Однажды, переходя по старой лесной дороге из боровины в другую, мы пересекали сырую изложину, там еще была навалена небольшая покореженная колесами стлань, а обочь колеи стоял разросшийся черемуховый куст; пес продрался в него, отыскивая калужину с водой... И вдруг из середины куста выпорхнул... да нет же, не рябчик! И звук совсем не такой — легкий, мгновенный, и цвет ржавый, а главное, увидел — свисает длинный клюв: вальдшнеп! Так это было неожиданно, что я ружье вскинуть не успел.
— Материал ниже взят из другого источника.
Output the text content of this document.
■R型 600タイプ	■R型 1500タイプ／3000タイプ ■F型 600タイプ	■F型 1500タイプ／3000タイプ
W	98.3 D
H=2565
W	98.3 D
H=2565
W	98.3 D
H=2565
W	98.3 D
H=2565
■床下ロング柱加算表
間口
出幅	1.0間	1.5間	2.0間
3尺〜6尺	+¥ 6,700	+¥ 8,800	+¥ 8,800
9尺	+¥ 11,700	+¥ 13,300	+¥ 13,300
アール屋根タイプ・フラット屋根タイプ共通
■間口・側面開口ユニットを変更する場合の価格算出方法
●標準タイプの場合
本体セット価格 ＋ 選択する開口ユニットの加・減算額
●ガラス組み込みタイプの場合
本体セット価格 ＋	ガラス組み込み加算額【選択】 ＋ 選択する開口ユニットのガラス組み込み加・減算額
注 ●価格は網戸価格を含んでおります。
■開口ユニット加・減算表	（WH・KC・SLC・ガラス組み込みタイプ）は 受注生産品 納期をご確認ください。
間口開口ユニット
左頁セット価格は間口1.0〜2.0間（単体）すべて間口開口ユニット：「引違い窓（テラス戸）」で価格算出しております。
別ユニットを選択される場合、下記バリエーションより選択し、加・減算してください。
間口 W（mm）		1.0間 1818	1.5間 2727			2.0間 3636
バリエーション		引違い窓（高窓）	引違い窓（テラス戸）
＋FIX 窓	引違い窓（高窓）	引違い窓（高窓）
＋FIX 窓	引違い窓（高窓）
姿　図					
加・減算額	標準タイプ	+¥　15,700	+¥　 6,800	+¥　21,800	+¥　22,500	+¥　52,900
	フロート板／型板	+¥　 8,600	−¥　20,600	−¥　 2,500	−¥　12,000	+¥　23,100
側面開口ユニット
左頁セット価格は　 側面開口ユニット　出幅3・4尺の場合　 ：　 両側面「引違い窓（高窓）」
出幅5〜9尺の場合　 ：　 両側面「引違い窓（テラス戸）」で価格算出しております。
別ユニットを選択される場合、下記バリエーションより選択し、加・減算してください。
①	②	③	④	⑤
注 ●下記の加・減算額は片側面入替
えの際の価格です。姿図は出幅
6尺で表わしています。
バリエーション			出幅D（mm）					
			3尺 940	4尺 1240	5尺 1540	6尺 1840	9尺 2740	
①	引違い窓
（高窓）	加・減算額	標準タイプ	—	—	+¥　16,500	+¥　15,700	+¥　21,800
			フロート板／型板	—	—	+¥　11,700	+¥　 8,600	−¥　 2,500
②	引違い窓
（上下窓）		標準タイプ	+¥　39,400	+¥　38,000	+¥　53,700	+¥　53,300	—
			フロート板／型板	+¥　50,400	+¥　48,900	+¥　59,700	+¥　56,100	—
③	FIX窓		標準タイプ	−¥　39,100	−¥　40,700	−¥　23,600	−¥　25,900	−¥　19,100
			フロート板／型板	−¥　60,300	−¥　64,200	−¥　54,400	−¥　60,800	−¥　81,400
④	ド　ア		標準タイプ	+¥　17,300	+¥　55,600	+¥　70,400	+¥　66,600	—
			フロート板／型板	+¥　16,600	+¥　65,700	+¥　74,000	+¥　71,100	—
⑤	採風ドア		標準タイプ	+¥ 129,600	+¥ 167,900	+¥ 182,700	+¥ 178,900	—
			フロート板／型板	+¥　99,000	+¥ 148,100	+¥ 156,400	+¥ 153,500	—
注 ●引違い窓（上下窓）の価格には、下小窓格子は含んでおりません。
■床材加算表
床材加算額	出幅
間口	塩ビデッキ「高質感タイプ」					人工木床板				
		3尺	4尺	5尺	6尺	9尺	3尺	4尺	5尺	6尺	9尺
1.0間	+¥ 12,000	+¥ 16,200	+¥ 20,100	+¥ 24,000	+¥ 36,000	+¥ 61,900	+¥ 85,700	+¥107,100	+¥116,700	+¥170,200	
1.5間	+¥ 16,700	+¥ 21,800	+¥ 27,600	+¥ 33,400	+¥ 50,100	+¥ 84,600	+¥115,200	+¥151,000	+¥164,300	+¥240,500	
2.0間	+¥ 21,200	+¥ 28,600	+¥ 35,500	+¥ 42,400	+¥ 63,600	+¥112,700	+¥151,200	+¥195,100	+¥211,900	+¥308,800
Значит, все-таки есть в Сибири вальдшнепы?! А что же они мне говорили?.. Впрочем, чему удивляться, и в центральной России не всякий охотник знает эту «царскую дичь», не говоря о прочих сельских обитателях. Такая судьба у птицы: о ней писали чуть не все классики русской литературы (Аксаков, Тургенев, Толстой, Чехов, Бунин), тягу рисовали Крамской, Прянишников, Левитан (имена-то какие), а в народе вальдшнепа не только не знают, даже собственного названия не удосужились придумать, пользуемся немецким. Что и говорить о сибиряках: здесь охотникам есть чем заняться и без лесного кулика.

А он, выходит, в зауральской тайге все-таки обитает, вот так открытие... Если со стороны посмотреть, чему было особенно радоваться? Ну, и водится, что из того. Встретил старого друга, обрадовался, это так приятно, однако из случайной встречи вовсе ничего не вытекает. Он, может, единственный тут на всю округу, какой-нибудь залетный... Вспомнилась одна из особенностей поведения вальдшнепов во время осеннего пролета: они постоянно выбирают для присада одни и те же местечки, даже именно те же самые кусты. Хотя это, признаться, непонятно: в пору пролета высыпка катит за высыпкой, одни улетают, другие прилетают — птицы меняются! Но с неизменным упорством садятся в те же кусты, гривы и куртины. Как они их определяют? Непостижимо, загадка. Но факт бесспорный. Интересно, в Сибири, на немерянных просторах тайги, тоже так? Это было бы совсем странно... Нет, надо все-таки проверить, случайная была встреча или нет? И на следующий выходной я — ну, просто любознательности ради — специально пошел к той сырой изложине, хотя по делу она была мне совершенно не нужна.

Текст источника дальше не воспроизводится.